Un campo larghissimo, ma senza discriminanti
Se la priorità è battere la destra, allora un’alleanza con Renzi non basta. Il campo largo, che dovrebbe rappresentare una alternativa al fascismo, non ha una discriminante politica chiara. Il no alla guerra deve diventare una discriminante politica, non solo elettoralistica. Al contrario, gli euroatlantici puri e duri hanno già fissato i loro punti insormontabili, come il riarmo europeo e il sostegno a Israele.
Le politiche economiche e la guerra: una causa di rabbia
Le sanzioni alla Russia e la guerra commerciale alla Cina hanno sottomesso l’economia europea a quella USA, nonostante le dichiarazioni di circostanza contro Trump. Questo ha alimentato una crisi economica che genera rabbia e domanda di ordine. I migranti, a cui la UE risponde con una gara a chi è più efficace nei respingimenti e nelle deportazioni, rappresentano un altro fattore di tensione. Il piano UE di 800 miliardi di armi, dichiarato ufficialmente dal governo tedesco, serve a preparare la guerra totale alla Russia entro il 2030. Questo scenario non solo alimenta il fascismo, ma anche il razzismo e l’ordine di guerra.

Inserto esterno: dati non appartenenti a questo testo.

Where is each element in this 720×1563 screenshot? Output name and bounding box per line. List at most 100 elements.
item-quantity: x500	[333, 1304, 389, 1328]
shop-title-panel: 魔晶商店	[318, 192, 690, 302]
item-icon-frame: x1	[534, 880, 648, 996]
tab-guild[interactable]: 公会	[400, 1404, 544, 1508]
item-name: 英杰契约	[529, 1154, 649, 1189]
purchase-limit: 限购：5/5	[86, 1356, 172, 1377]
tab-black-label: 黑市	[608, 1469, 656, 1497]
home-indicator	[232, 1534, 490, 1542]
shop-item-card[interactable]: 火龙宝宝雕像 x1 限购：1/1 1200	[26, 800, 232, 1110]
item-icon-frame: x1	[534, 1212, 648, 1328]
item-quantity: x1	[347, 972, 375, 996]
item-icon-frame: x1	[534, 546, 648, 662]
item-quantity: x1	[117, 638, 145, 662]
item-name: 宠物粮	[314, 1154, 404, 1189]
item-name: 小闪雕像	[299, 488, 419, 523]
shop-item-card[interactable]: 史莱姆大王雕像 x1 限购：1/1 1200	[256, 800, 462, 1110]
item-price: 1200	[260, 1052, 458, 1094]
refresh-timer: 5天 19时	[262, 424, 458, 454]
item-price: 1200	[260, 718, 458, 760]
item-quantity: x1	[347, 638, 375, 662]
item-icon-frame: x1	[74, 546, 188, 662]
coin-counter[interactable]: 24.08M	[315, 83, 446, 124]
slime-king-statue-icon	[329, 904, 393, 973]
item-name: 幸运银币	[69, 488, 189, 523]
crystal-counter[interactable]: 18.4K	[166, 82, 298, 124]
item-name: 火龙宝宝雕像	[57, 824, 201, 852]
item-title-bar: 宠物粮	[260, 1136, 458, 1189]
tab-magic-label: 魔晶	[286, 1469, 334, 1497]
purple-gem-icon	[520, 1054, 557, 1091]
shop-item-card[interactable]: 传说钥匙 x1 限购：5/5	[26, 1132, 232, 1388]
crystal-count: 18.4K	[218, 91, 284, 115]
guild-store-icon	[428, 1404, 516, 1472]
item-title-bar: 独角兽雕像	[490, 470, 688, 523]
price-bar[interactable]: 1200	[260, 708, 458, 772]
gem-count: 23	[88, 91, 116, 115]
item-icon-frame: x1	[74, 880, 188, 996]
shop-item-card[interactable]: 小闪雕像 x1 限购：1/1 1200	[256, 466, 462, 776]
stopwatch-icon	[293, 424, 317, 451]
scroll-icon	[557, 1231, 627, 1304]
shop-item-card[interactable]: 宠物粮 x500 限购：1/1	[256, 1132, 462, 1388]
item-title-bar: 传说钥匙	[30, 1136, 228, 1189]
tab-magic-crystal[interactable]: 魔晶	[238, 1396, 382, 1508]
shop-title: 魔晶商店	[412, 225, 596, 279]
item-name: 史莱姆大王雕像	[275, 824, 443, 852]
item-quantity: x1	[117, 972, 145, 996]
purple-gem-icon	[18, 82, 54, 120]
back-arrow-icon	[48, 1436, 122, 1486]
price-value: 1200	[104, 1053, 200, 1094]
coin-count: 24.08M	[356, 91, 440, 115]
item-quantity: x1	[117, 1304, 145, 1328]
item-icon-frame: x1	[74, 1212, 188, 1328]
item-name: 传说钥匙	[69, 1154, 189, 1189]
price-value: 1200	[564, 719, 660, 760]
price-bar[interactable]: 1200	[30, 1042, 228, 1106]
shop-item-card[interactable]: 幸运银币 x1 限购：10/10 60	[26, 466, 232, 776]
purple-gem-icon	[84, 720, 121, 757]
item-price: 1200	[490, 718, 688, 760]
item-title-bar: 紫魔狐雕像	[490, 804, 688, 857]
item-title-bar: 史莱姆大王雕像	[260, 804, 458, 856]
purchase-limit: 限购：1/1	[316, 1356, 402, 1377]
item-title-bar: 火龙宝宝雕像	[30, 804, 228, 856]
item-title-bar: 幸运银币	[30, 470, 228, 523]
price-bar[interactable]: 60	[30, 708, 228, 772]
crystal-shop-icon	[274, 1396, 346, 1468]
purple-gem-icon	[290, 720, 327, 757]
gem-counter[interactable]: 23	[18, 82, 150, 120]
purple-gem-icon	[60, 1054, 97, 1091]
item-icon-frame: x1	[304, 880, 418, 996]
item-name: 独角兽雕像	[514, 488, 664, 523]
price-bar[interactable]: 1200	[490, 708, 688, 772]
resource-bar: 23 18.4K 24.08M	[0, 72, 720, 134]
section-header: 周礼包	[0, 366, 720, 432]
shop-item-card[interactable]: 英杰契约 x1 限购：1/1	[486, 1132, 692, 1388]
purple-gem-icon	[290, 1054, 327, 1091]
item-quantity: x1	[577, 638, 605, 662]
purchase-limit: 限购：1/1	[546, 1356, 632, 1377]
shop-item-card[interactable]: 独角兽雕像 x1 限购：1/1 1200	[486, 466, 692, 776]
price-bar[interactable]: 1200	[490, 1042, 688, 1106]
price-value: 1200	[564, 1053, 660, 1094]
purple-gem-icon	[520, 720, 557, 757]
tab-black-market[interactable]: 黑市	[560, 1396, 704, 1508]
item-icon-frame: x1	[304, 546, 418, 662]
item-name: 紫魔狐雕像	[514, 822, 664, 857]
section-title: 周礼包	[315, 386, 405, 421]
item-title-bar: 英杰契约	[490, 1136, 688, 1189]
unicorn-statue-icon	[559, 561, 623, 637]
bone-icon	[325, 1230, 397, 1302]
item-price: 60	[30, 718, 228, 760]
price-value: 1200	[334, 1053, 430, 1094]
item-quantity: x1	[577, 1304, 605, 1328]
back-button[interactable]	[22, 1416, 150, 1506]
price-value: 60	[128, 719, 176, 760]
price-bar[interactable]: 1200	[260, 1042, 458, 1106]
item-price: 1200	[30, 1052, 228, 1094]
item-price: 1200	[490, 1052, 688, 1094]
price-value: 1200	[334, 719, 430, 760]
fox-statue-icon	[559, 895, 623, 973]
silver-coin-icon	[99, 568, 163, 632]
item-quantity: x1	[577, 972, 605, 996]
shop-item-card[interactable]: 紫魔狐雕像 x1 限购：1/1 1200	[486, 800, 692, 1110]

Se le spinte autoritarie e razziste del governo e della società hanno origine nelle politiche economiche liberiste e in quelle di guerra, allora i fautori del campo larghissimo hanno torto marcio. La destra di governo, se dovesse ragionare come Avs, si alleerebbe con Vannacci, come spera il centrosinistra. Questo significa che anche Calenda e simili dovrebbero stare con il campo largo, insieme a Rifondazione, la cui maggioranza è già disponibile. Il tutto nel quadro di una legge truffa che regalerebbe fino al 17% di deputati in più alla prima coalizione che raggiungesse il 42%. Due campi opposti, dove ci sarebbe tutto e il suo contrario in ogni schieramento.
Se il rischio in Italia è quello di una dittatura fascista, in continuità con quella di Mussolini, Avs, il Pd e quelli come loro nel M5S hanno ragione e anzi possono essere accusati di non dire la verità con sufficiente chiarezza. La democrazia, la pace e l’antifascismo devono essere il punto di riferimento, non solo per il campo largo, ma per un’alternativa indipendente. La spinta reazionaria nelle società occidentali viene dalle ingiustizie sociali, dalle politiche di guerra, dai muri contro i migranti e dal modello israeliano sempre più importato. Se non si parte da qui, si opera per rafforzare la destra. Negli USA la sinistra vince le primarie contro l’establishment democratico, perché ha imparato la lezione: non si combatte Trump sul suo terreno, ma su quello del rifiuto del riarmo, della guerra e del razzismo di Stato, a favore dei diritti sociali per tutte e tutti. In Italia, invece, la sinistra ufficiale spera di vincere contro la destra contendendole il consenso dell’establishment guerrafondaio.
Se si tiene davvero alla democrazia, oggi più che mai bisogna rifiutare le unioni costruite solo per vincere, anziché per rappresentare. Per la ripresa della democrazia sarebbe necessario che le coalizioni si scomponessero, che nessuna aggregazione raggiungesse la soglia che fa scattare il super premio di maggioranza, cosicché il Parlamento fosse eletto in modo proporzionale, seppure con la falsificazione dello sbarramento al 3%. Se non scattasse la legge truffa per nessuno, finalmente andrebbe in crisi quel sistema maggioritario che ha progressivamente svuotato la Costituzione antifascista. E finalmente il no alla guerra diventerebbe una grande discriminante politica e non solo una ipocrisia elettoralistica.